Profiling production server while it serves live requests

Hi everyone. We’re running servers that run code on gpus via cuda, and we’d like to be able to profile them while they’re running in production handling live requests. Actual server load is difficult for us to replicate in staging environments.

We’d like to be able to do this in a way that doesn’t increase our downtime, and that seems to be the tricky part. With nsys profile, we can specify --delay and --duration to schedule a 5 minute time slice. This would be good enough for our needs, but the profiler always exits after --duration is complete, and we need the application to continue running. Setting --kill=none keeps the application going, but then it dies the moment it tries to call into the cuda code without the profiler still running. I also couldn’t find a way to do this with interactive options like nsys start, launch, stop, but maybe I missed something?

Does anyone have any suggestions for how we could extract a little profiling data from a live application whose uptime we need to maximize? Thanks in advance!

The crash on reentering CUDA code should not be happening. I seem to recall that we had an issue with this before. Could you tell me what version of Nsight systems you are using?

Likewise, is Nsys the only profiling tool you are using, or have you also put in your own CUPTI hooks?

12.0.0 is the version. We haven’t done anything with CUPTI hooks yet.

Just knowing that it shouldn’t crash on reentry is super helpful. I notice that we’re compiling with version 12.1.1 even though our driver & nsys are both 12.0.0 - I’ll try compiling with 12.0.0 tomorrow and see what happens then.

@liuyis do you remember the details of the issue?

@anitet.wheeler while Nsys is shipped with the CTK, it isn’t directly dependent on a specific version. I would recommend installing the latest Nsight Systems (2023.4.1) from Nsight Systems | NVIDIA Developer | NVIDIA Developer. I think that the bug I am remembering was fixed there.

I don’t have too much impression on this issue, and didn’t find much by searching our internal tickets…

I couldn’t reproduce the issue locally using simple cuda samples like vectorAdd modified to loop forever, so this might be application-specific. I tried the Nsys release from CTK 12.0 as well as our internal ToT build.

@anitet.wheeler As Holly suggested it will be helpful to try our latest website release and see if it works. If the issue persists we need to look into it.
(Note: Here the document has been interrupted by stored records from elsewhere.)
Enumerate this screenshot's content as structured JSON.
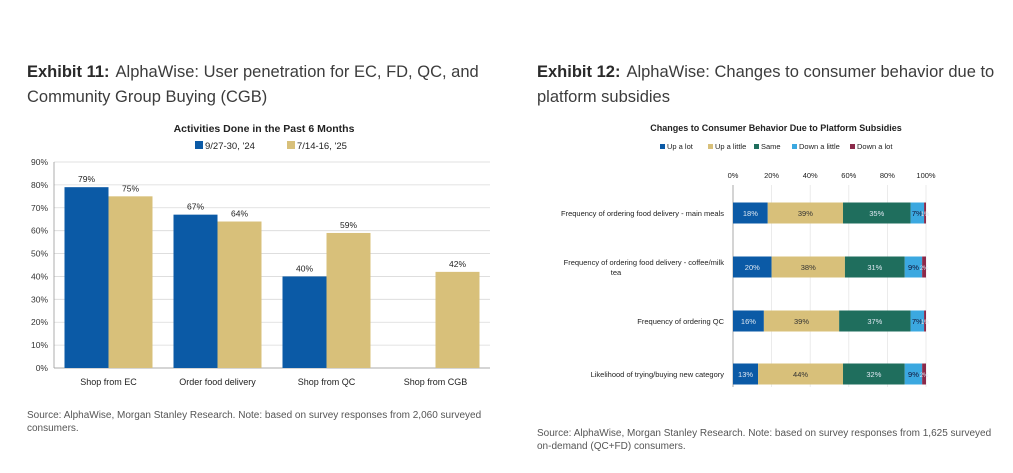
{
  "colors": {
    "dark_blue": "#0b5aa6",
    "tan": "#d8c07a",
    "teal": "#1f6e5d",
    "light_blue": "#3ba8e0",
    "maroon": "#8b2a4a",
    "grid": "#d9d9d9"
  },
  "left": {
    "exhibit_label": "Exhibit 11:",
    "title_text": "AlphaWise: User penetration for EC, FD, QC, and Community Group Buying (CGB)",
    "source": "Source: AlphaWise, Morgan Stanley Research. Note: based on survey responses from 2,060 surveyed consumers."
  },
  "right": {
    "exhibit_label": "Exhibit 12:",
    "title_text": "AlphaWise: Changes to consumer behavior due to platform subsidies",
    "source": "Source: AlphaWise, Morgan Stanley Research. Note: based on survey responses from 1,625 surveyed on-demand (QC+FD) consumers."
  },
  "chart_data": [
    {
      "type": "bar",
      "title": "Activities Done in the Past 6 Months",
      "categories": [
        "Shop from EC",
        "Order food delivery",
        "Shop from QC",
        "Shop from CGB"
      ],
      "series": [
        {
          "name": "9/27-30, '24",
          "color": "#0b5aa6",
          "values": [
            79,
            67,
            40,
            null
          ],
          "labels": [
            "79%",
            "67%",
            "40%",
            ""
          ]
        },
        {
          "name": "7/14-16, '25",
          "color": "#d8c07a",
          "values": [
            75,
            64,
            59,
            42
          ],
          "labels": [
            "75%",
            "64%",
            "59%",
            "42%"
          ]
        }
      ],
      "ylim": [
        0,
        90
      ],
      "yticks": [
        0,
        10,
        20,
        30,
        40,
        50,
        60,
        70,
        80,
        90
      ],
      "ytick_labels": [
        "0%",
        "10%",
        "20%",
        "30%",
        "40%",
        "50%",
        "60%",
        "70%",
        "80%",
        "90%"
      ],
      "xlabel": "",
      "ylabel": "",
      "legend_position": "top-center",
      "grid": true
    },
    {
      "type": "bar",
      "orientation": "horizontal-stacked",
      "title": "Changes to Consumer Behavior Due to Platform Subsidies",
      "categories": [
        "Frequency of ordering food delivery - main meals",
        "Frequency of ordering food delivery - coffee/milk tea",
        "Frequency of ordering QC",
        "Likelihood of trying/buying new category"
      ],
      "category_lines": [
        [
          "Frequency of ordering food delivery - main meals"
        ],
        [
          "Frequency of ordering food delivery - coffee/milk",
          "tea"
        ],
        [
          "Frequency of ordering QC"
        ],
        [
          "Likelihood of trying/buying new category"
        ]
      ],
      "series": [
        {
          "name": "Up a lot",
          "color": "#0b5aa6",
          "values": [
            18,
            20,
            16,
            13
          ],
          "labels": [
            "18%",
            "20%",
            "16%",
            "13%"
          ]
        },
        {
          "name": "Up a little",
          "color": "#d8c07a",
          "values": [
            39,
            38,
            39,
            44
          ],
          "labels": [
            "39%",
            "38%",
            "39%",
            "44%"
          ]
        },
        {
          "name": "Same",
          "color": "#1f6e5d",
          "values": [
            35,
            31,
            37,
            32
          ],
          "labels": [
            "35%",
            "31%",
            "37%",
            "32%"
          ]
        },
        {
          "name": "Down a little",
          "color": "#3ba8e0",
          "values": [
            7,
            9,
            7,
            9
          ],
          "labels": [
            "7%",
            "9%",
            "7%",
            "9%"
          ]
        },
        {
          "name": "Down a lot",
          "color": "#8b2a4a",
          "values": [
            1,
            2,
            1,
            2
          ],
          "labels": [
            "1%",
            "2%",
            "1%",
            "2%"
          ]
        }
      ],
      "xlim": [
        0,
        100
      ],
      "xticks": [
        0,
        20,
        40,
        60,
        80,
        100
      ],
      "xtick_labels": [
        "0%",
        "20%",
        "40%",
        "60%",
        "80%",
        "100%"
      ],
      "xlabel": "",
      "ylabel": "",
      "legend_position": "top-center",
      "grid": true
    }
  ]
}
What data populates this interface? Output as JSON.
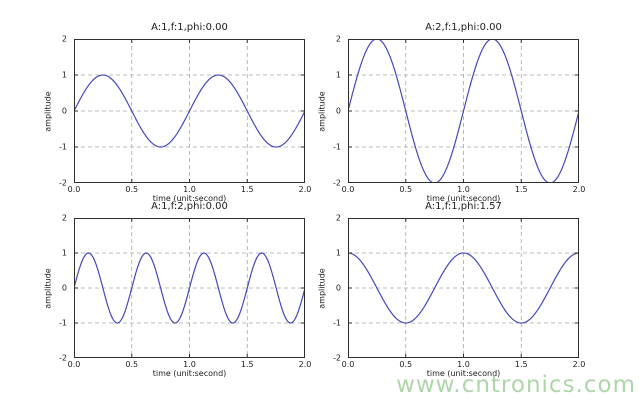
{
  "figure": {
    "background": "#ffffff",
    "line_color": "#4646bd",
    "grid_color": "#a6a6a6",
    "spine_color": "#2e2e2e",
    "text_color": "#1c1c1c"
  },
  "watermark": {
    "text": "www.cntronics.com",
    "color": "#aed6aa"
  },
  "chart_data": [
    {
      "type": "line",
      "title": "A:1,f:1,phi:0.00",
      "xlabel": "time (unit:second)",
      "ylabel": "amplitude",
      "xlim": [
        0,
        2
      ],
      "ylim": [
        -2,
        2
      ],
      "x_ticks": [
        0,
        0.5,
        1,
        1.5,
        2
      ],
      "x_tick_labels": [
        "0.0",
        "0.5",
        "1.0",
        "1.5",
        "2.0"
      ],
      "y_ticks": [
        -2,
        -1,
        0,
        1,
        2
      ],
      "y_tick_labels": [
        "-2",
        "-1",
        "0",
        "1",
        "2"
      ],
      "grid": true,
      "legend": "none",
      "series": [
        {
          "name": "sine",
          "function": "y = A*sin(2*pi*f*t + phi)",
          "amplitude": 1,
          "frequency": 1,
          "phase": 0.0
        }
      ]
    },
    {
      "type": "line",
      "title": "A:2,f:1,phi:0.00",
      "xlabel": "time (unit:second)",
      "ylabel": "amplitude",
      "xlim": [
        0,
        2
      ],
      "ylim": [
        -2,
        2
      ],
      "x_ticks": [
        0,
        0.5,
        1,
        1.5,
        2
      ],
      "x_tick_labels": [
        "0.0",
        "0.5",
        "1.0",
        "1.5",
        "2.0"
      ],
      "y_ticks": [
        -2,
        -1,
        0,
        1,
        2
      ],
      "y_tick_labels": [
        "-2",
        "-1",
        "0",
        "1",
        "2"
      ],
      "grid": true,
      "legend": "none",
      "series": [
        {
          "name": "sine",
          "function": "y = A*sin(2*pi*f*t + phi)",
          "amplitude": 2,
          "frequency": 1,
          "phase": 0.0
        }
      ]
    },
    {
      "type": "line",
      "title": "A:1,f:2,phi:0.00",
      "xlabel": "time (unit:second)",
      "ylabel": "amplitude",
      "xlim": [
        0,
        2
      ],
      "ylim": [
        -2,
        2
      ],
      "x_ticks": [
        0,
        0.5,
        1,
        1.5,
        2
      ],
      "x_tick_labels": [
        "0.0",
        "0.5",
        "1.0",
        "1.5",
        "2.0"
      ],
      "y_ticks": [
        -2,
        -1,
        0,
        1,
        2
      ],
      "y_tick_labels": [
        "-2",
        "-1",
        "0",
        "1",
        "2"
      ],
      "grid": true,
      "legend": "none",
      "series": [
        {
          "name": "sine",
          "function": "y = A*sin(2*pi*f*t + phi)",
          "amplitude": 1,
          "frequency": 2,
          "phase": 0.0
        }
      ]
    },
    {
      "type": "line",
      "title": "A:1,f:1,phi:1.57",
      "xlabel": "time (unit:second)",
      "ylabel": "amplitude",
      "xlim": [
        0,
        2
      ],
      "ylim": [
        -2,
        2
      ],
      "x_ticks": [
        0,
        0.5,
        1,
        1.5,
        2
      ],
      "x_tick_labels": [
        "0.0",
        "0.5",
        "1.0",
        "1.5",
        "2.0"
      ],
      "y_ticks": [
        -2,
        -1,
        0,
        1,
        2
      ],
      "y_tick_labels": [
        "-2",
        "-1",
        "0",
        "1",
        "2"
      ],
      "grid": true,
      "legend": "none",
      "series": [
        {
          "name": "sine",
          "function": "y = A*sin(2*pi*f*t + phi)",
          "amplitude": 1,
          "frequency": 1,
          "phase": 1.57
        }
      ]
    }
  ]
}
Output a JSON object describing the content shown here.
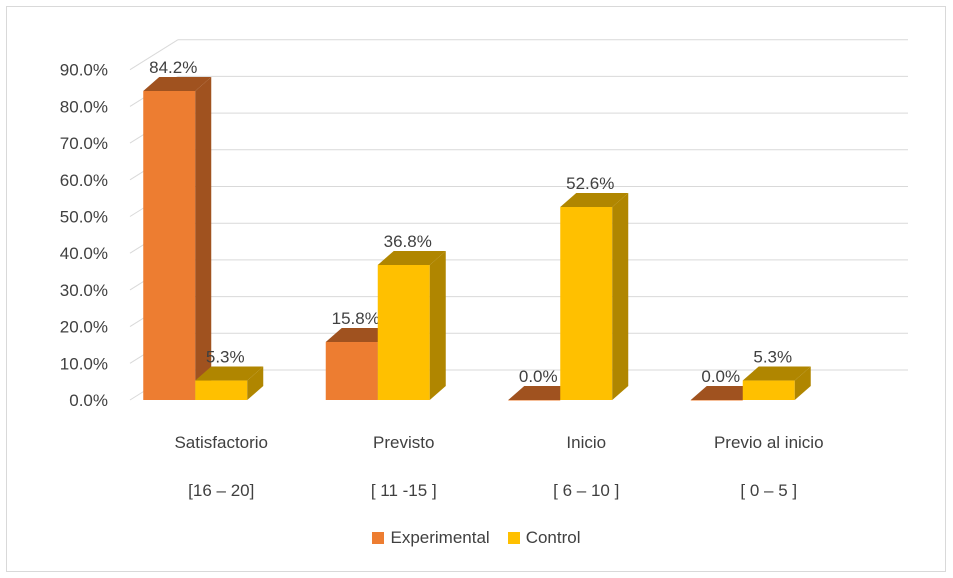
{
  "chart_data": {
    "type": "bar",
    "categories": [
      "Satisfactorio",
      "Previsto",
      "Inicio",
      "Previo al inicio"
    ],
    "category_ranges": [
      "[16 – 20]",
      "[ 11 -15 ]",
      "[ 6 – 10 ]",
      "[ 0 – 5 ]"
    ],
    "series": [
      {
        "name": "Experimental",
        "values": [
          84.2,
          15.8,
          0.0,
          0.0
        ],
        "labels": [
          "84.2%",
          "15.8%",
          "0.0%",
          "0.0%"
        ],
        "color": "#ED7D31",
        "side_color": "#A0521F"
      },
      {
        "name": "Control",
        "values": [
          5.3,
          36.8,
          52.6,
          5.3
        ],
        "labels": [
          "5.3%",
          "36.8%",
          "52.6%",
          "5.3%"
        ],
        "color": "#FFC000",
        "side_color": "#B08600"
      }
    ],
    "y_ticks": [
      "0.0%",
      "10.0%",
      "20.0%",
      "30.0%",
      "40.0%",
      "50.0%",
      "60.0%",
      "70.0%",
      "80.0%",
      "90.0%"
    ],
    "ylim": [
      0,
      90
    ],
    "grid": true,
    "legend_position": "bottom",
    "style": "3d-clustered-column"
  }
}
I tried with nsys 2023.4.1, same result. Here’s the command I’m using:
nsys profile -f true -o profile/test -t cuda --stats=true --duration=1 --kill=none <application>

Let’s try two things.

Try running with a bare bones profile instead of default features. This command will not do any CPU sampling and will not do the NVTX and OS runtime trace that are part of the default.

nsys profile --sample=none --trace=cuda -f true -o profile/test -t cuda --stats=true --duration=1 --kill=none

I’ll be honest, I don’t expect this to work, but it narrows down the issues (and sometimes OSRT is an issue).

The second thing would be if you could get us a reproducer.